Furthermore, this study demonstrated that not seeing instructive posters and being a nurse predicted poor HCW management practice. On the contrary, other studies in Egypt, South Africa, Ghana and India reported that nurses had a better HCW management practice score than physicians.29-34 The less likelihood of nurses to have better HCW management practices in this study may be as a result of the absence of instructive posters displayed in the wards and the non-availability of standard colour coded bins for waste segregation in the practice areas.

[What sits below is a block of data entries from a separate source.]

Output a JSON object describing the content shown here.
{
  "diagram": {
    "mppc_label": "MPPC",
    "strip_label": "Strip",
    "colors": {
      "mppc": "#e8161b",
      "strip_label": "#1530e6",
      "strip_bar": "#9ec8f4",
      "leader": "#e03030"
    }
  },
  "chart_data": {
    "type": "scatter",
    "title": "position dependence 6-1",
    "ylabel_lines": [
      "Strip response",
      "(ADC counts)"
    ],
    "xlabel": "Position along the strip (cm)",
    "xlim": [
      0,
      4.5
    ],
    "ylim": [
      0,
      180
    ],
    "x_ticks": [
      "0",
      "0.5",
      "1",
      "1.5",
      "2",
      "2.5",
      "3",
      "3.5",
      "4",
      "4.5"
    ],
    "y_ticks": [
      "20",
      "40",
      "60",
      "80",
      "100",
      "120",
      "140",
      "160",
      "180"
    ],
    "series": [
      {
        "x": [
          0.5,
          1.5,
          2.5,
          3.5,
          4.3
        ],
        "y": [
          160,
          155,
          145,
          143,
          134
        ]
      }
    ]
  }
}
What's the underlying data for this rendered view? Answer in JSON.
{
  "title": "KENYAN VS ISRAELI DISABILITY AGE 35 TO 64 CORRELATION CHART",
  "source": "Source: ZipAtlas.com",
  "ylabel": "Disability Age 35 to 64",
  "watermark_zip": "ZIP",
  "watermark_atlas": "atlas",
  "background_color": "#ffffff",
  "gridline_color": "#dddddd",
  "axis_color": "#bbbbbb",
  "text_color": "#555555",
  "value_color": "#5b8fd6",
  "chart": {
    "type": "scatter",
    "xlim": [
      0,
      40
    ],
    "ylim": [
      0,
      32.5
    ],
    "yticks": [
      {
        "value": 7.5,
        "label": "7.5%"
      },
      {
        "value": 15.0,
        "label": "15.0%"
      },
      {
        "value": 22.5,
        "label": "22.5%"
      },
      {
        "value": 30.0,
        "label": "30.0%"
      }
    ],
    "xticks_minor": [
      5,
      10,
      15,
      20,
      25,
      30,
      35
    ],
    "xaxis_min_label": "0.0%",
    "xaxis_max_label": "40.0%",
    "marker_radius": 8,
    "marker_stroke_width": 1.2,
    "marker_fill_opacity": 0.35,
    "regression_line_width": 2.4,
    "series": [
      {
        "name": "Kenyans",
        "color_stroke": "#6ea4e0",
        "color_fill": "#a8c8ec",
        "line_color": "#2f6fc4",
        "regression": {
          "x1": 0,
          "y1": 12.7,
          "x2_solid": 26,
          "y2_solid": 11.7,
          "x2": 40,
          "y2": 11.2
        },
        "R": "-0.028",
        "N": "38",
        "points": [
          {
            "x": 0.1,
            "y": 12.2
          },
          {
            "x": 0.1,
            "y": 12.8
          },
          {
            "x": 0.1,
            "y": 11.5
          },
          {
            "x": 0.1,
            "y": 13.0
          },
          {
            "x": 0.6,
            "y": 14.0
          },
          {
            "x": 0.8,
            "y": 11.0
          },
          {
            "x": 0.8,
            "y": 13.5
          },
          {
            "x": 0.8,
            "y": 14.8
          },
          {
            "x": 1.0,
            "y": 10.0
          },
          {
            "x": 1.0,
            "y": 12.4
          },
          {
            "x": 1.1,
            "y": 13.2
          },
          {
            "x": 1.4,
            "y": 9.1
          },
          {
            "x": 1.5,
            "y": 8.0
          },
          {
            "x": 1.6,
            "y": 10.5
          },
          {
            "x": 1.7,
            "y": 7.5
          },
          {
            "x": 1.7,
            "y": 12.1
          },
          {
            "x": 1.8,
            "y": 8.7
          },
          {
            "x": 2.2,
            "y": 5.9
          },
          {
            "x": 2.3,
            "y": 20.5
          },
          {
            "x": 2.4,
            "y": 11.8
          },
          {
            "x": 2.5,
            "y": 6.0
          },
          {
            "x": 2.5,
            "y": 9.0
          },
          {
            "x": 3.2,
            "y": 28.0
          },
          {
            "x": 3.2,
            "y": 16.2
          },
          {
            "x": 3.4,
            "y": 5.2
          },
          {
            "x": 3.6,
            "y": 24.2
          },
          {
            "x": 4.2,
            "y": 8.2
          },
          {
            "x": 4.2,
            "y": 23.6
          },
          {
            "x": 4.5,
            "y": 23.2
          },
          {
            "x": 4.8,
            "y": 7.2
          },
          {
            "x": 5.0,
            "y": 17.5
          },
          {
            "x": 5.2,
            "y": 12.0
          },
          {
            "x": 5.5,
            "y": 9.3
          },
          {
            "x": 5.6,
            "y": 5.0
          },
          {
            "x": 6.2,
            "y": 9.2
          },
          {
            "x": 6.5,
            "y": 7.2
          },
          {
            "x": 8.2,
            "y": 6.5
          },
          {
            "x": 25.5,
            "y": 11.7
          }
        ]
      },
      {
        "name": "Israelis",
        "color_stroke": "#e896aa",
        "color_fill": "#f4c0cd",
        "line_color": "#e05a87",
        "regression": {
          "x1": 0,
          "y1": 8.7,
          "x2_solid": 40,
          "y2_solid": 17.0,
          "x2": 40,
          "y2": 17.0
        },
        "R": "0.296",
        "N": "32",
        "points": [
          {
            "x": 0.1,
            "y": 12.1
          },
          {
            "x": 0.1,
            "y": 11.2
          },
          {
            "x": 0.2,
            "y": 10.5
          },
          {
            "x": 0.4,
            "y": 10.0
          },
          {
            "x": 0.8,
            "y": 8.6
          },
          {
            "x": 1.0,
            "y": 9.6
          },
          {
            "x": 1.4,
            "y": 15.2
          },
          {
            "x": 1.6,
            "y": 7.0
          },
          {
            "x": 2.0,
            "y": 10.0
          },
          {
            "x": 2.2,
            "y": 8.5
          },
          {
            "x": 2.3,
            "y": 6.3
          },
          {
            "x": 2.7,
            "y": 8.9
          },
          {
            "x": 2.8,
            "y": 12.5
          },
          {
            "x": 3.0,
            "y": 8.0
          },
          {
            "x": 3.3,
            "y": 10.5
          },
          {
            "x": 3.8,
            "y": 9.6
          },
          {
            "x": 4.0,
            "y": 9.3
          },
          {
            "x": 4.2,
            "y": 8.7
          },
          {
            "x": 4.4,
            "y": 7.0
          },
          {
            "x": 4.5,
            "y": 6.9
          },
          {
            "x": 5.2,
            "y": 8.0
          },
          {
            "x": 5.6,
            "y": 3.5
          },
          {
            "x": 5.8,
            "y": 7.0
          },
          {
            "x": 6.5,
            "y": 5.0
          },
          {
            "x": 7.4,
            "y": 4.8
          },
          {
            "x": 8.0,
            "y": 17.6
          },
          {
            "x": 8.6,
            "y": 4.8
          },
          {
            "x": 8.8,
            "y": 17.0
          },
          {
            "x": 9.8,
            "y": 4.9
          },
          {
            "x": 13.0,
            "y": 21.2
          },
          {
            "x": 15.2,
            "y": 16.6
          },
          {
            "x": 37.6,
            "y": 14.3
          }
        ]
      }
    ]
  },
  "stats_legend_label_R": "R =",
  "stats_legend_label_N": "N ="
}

A key informant interview conducted with the Head of Waste Management Unit in the health facility, a nurse by designation, revealed that in terms of waste disposal, the HCW generated in the hospital is usually not treated but are burnt in an open pit/area partially separated from the other sections of the hospital, a finding similarly reported by Oyekale et al.20 This practice is reported to pose health risks to patients and communities close to health facilities.35 The hospital also has a makeshift incinerator which is sometimes used for burning hazardous wastes like gloves, dressings and sharps Other studies have reported incineration as the major method of final waste disposal.20,23,36

This study revealed overall good level of knowledge, some knowledge gap in disposal of HCW in colour coded bins and good practice of health care waste management in the facility. Lack of training, not seeing instructive posters predicted poor level of knowledge while being a nurse and not seeing instructive posters predicted poor HCW management practice. Periodic trainings, provision of colour coded bins and instructive posters are strongly recommended to improve HCW management in the facility.
Conflict of interest
We declare that we have no conflict of interest.